On The Agenda Stephen Cole was joined by Sandi Mann, senior psychology lecturer at the University of Central Lancashire and author of the books The Upside of Downtime and The Science of Boredom. She has carried out research to prove that boredom can be a creative force.
"I've done a mini-version of lockdown near my university in Preston in the UK, where we've got people into isolation cubicles," she revealed. "We've seen what happens when people are really bored, and it actually makes them more creative."
Mann explained that it's crucial not to fight that boredom. "The key to creativity is to let your mind wander, to daydream.
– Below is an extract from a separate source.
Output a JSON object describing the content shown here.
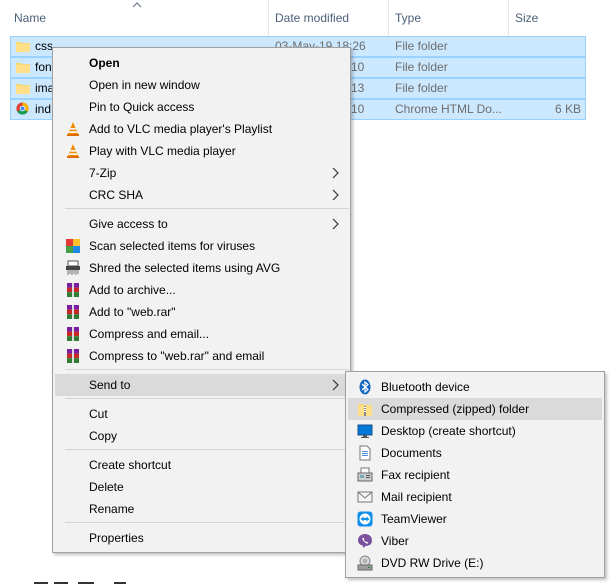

So this period of lockdown that we're all experiencing all over the world could turn out to be our greatest period of creativity in the whole history of mankind."
This creativity doesn't only manifest itself as artistic, but also as problem-solving. "We're much better at coming up with creative solutions to problems if we've had a period of boredom first," she said. "We're seeing it now: it's amazing to see the creativity bursting forth. Look at what people are doing with their kids during lockdown, home schooling, business ideas."
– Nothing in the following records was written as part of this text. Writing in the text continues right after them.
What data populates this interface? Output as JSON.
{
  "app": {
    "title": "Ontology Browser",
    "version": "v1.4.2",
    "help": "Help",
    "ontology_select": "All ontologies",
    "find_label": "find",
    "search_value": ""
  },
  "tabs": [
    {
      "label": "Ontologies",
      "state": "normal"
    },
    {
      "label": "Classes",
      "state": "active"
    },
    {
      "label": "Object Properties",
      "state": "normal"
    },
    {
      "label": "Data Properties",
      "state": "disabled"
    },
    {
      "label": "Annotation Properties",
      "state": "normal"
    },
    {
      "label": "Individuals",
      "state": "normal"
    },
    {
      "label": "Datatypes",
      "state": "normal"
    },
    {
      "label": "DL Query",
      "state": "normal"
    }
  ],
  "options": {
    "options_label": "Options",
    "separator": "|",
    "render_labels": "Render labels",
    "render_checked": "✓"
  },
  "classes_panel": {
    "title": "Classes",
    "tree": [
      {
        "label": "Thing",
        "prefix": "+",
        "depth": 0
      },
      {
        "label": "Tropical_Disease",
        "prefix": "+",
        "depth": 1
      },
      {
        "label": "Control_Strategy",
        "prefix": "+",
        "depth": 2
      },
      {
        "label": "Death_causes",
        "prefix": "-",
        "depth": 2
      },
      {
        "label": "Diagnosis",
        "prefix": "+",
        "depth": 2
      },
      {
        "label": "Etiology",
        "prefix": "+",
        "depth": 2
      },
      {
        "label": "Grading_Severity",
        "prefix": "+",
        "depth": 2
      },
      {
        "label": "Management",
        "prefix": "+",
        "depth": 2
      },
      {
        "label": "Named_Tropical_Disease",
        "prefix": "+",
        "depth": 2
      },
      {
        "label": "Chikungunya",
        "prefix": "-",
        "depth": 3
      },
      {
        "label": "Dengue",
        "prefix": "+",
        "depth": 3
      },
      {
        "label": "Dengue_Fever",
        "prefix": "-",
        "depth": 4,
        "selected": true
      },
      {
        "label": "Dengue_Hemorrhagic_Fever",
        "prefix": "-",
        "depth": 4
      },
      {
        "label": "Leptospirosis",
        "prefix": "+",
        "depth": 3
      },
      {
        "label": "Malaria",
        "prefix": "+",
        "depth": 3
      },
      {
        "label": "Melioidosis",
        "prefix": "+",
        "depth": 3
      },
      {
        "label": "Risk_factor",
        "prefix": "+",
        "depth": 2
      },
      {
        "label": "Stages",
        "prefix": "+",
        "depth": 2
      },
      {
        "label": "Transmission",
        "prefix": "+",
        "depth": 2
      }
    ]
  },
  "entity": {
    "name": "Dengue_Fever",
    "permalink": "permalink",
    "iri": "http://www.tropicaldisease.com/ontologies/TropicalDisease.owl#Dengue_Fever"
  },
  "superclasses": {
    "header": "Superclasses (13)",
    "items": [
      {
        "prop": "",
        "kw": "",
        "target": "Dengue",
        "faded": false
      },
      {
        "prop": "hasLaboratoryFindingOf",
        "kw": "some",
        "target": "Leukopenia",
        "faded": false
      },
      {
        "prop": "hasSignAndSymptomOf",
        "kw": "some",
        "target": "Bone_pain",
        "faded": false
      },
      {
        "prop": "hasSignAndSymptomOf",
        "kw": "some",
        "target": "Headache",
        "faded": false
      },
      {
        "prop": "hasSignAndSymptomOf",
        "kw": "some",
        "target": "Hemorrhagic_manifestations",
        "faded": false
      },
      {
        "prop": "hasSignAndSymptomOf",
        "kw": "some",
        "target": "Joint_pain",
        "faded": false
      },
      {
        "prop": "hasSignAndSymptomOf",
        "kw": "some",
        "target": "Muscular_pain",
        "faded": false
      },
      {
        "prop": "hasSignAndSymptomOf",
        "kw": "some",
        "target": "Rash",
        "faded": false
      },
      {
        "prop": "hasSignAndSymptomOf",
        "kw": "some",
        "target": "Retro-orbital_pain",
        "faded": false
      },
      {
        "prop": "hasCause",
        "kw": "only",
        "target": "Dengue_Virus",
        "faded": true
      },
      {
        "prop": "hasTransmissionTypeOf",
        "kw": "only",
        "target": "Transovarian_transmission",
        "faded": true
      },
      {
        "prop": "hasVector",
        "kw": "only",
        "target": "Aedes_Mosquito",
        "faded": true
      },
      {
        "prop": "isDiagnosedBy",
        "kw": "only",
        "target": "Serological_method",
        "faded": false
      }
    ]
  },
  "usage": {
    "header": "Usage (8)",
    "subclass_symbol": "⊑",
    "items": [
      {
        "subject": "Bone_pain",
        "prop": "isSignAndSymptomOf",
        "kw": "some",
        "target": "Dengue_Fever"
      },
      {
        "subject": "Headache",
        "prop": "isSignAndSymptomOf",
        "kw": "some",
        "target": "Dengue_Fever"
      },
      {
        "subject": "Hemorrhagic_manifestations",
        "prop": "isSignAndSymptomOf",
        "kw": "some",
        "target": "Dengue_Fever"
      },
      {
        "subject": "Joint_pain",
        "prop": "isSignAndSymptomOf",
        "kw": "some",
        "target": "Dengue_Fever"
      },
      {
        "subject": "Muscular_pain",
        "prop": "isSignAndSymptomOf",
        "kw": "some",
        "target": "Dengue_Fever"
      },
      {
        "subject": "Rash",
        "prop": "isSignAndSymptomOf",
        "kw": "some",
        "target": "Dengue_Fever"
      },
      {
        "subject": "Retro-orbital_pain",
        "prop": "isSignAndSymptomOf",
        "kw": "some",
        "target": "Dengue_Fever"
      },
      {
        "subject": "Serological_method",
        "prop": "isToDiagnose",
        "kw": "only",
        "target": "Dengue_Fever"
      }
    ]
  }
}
Mann cited separation-enforced workarounds as examples of ingenuity. "I'm a therapist as well as a lecturer, and all the things I'm doing now, they said couldn't be done a month ago – I couldn't deliver therapy online, I couldn't attend training online, you couldn't teach online.
"We're doing things they said couldn't be done, because we're coming up with creative solutions to problems that we didn't have before. But we can see the world differently. And I don't know if we'll ever go back to how we were before in all its entirety. I certainly hope not."
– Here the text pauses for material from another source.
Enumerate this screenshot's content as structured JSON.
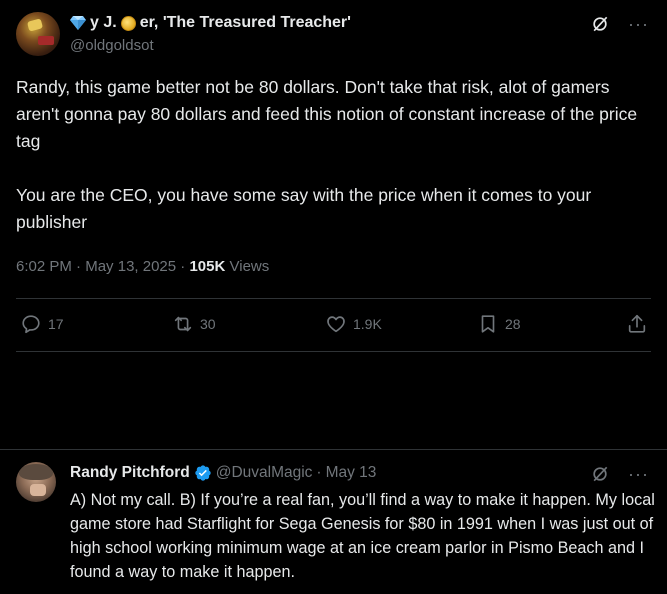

Not everyone is thriving in lockdown, and Mann acknowledged that some people were suffering from anxiety or depression exacerbated by isolation – but noted that "it's human nature to try and get the positives where you can, from even the most dire of situations. It's a bit like what we call 'cognitive reframing' – it's seeing things differently, trying to get the positives out of a very difficult situation."
Asked how to maximize this inherent creativity, Mann said the key was to embrace the boredom. "It's not just about being bored and going on the internet and trying to swipe and scroll boredom away. Let your minds wander. Be mindful.
"Just watch the world go by or even just stare at the ceiling and let your mind find its own entertainment and its own creativity. Your mind will do the job, you don't need to do anything else – that's what your mind is programmed to do after millions of years of evolution, it's programmed to find its own stimulation. And it will."